While acknowledging that “a lack of knowledge may not, in itself, preclude the [Applicant] from being a Khalistan supporter…”
the RAD found that his demonstrated lack of knowledge together with his limited involvement in the movement while in Canada was insufficient to establish his sur place claim.
[25] The Applicant submits that the RAD erred by giving too much weight to his limited knowledge of the Khalistan movement, while at the same time failing to recognize that he faced a risk because he was perceived by the authorities to be a supporter. This perception gives rise to the risks that the Applicant says he faces, and the RAD failed to grapple with this.
[26] Once again, much of the Applicant’s position on this point raises new arguments that were never advanced before the RAD. He did not challenge the RPD’s findings regarding his limited knowledge or involvement, but rather focused on the point that this in itself did not mean he was a supporter of the Khalistan movement. The RAD expressly dealt with this submission, finding that the Applicant’s evidence considered as a whole was insufficient to establish this aspect of his claim. The RAD’s conclusion on the sur place claim, like that of the RPD, rests on its analysis of the totality of the evidence, not only on the Applicant’s lack of knowledge. The RAD explains its findings in clear terms, that reflect its assessment of the evidence. I can find no basis to disturb the RAD’s decision on this point.
[27] It bears repeating that on judicial review under the Vavilov framework, a reviewing court is not to re-weigh the evidence unless there are “exceptional circumstances”

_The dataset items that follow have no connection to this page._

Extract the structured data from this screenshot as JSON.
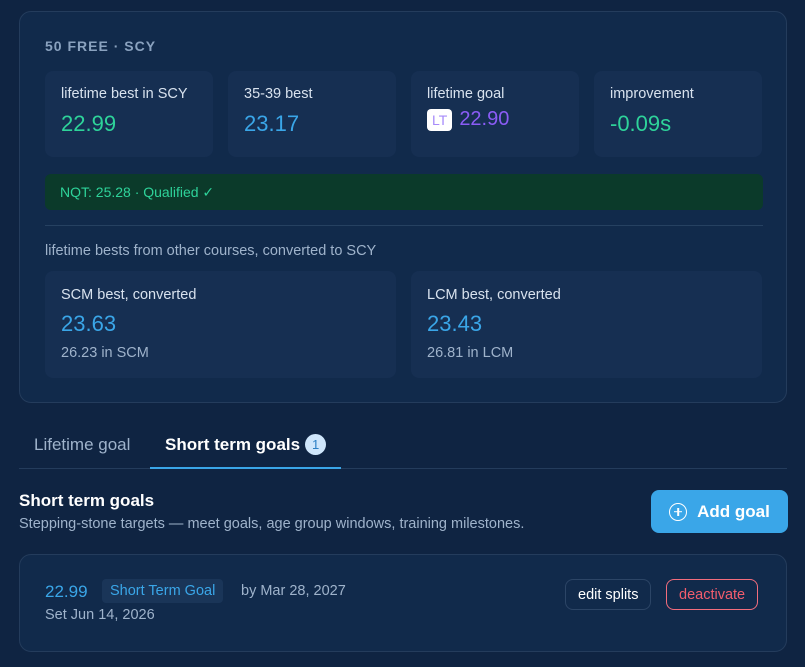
{
  "event": {
    "title": "50 FREE · SCY"
  },
  "stats": [
    {
      "label": "lifetime best in SCY",
      "value": "22.99"
    },
    {
      "label": "35-39 best",
      "value": "23.17"
    },
    {
      "label": "lifetime goal",
      "badge": "LT",
      "value": "22.90"
    },
    {
      "label": "improvement",
      "value": "-0.09s"
    }
  ],
  "nqt": {
    "text": "NQT: 25.28 · Qualified ✓"
  },
  "converted": {
    "caption": "lifetime bests from other courses, converted to SCY",
    "cards": [
      {
        "label": "SCM best, converted",
        "value": "23.63",
        "sub": "26.23 in SCM"
      },
      {
        "label": "LCM best, converted",
        "value": "23.43",
        "sub": "26.81 in LCM"
      }
    ]
  },
  "tabs": [
    {
      "label": "Lifetime goal"
    },
    {
      "label": "Short term goals",
      "count": "1"
    }
  ],
  "section": {
    "title": "Short term goals",
    "subtitle": "Stepping-stone targets — meet goals, age group windows, training milestones.",
    "add_button": "Add goal"
  },
  "goals": [
    {
      "time": "22.99",
      "type": "Short Term Goal",
      "by": "by Mar 28, 2027",
      "set": "Set Jun 14, 2026",
      "edit_label": "edit splits",
      "deactivate_label": "deactivate"
    }
  ],
  "colors": {
    "background": "#0f2442",
    "accent": "#3aa6e8",
    "success": "#2ed39a",
    "goal_purple": "#8b5cf6",
    "danger": "#f25d6d"
  }
}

(Vavilov para 125). In this case, no such circumstances are present. The Applicant had a full opportunity to present his case to the RPD, and then to argue his appeal before the RAD. Both the RPD and RAD weighed the evidence, and the Applicant did not challenge several of the RPD’s negative credibility findings. To the extent the Applicant is arguing that he faces a risk because he is perceived by authorities to be a Khalistan supporter, the RAD decision deals with this point and finds it unpersuasive. It is not my role to second-guess that determination, which was based on a thorough review of the evidence.
[28] For these reasons, I am not persuaded that there is any basis to find the RAD’s credibility findings to be unreasonable.
IV. Conclusion
[29] Based on the analysis set out above, the application for judicial review is dismissed.
[30] There is no question of general importance for certification.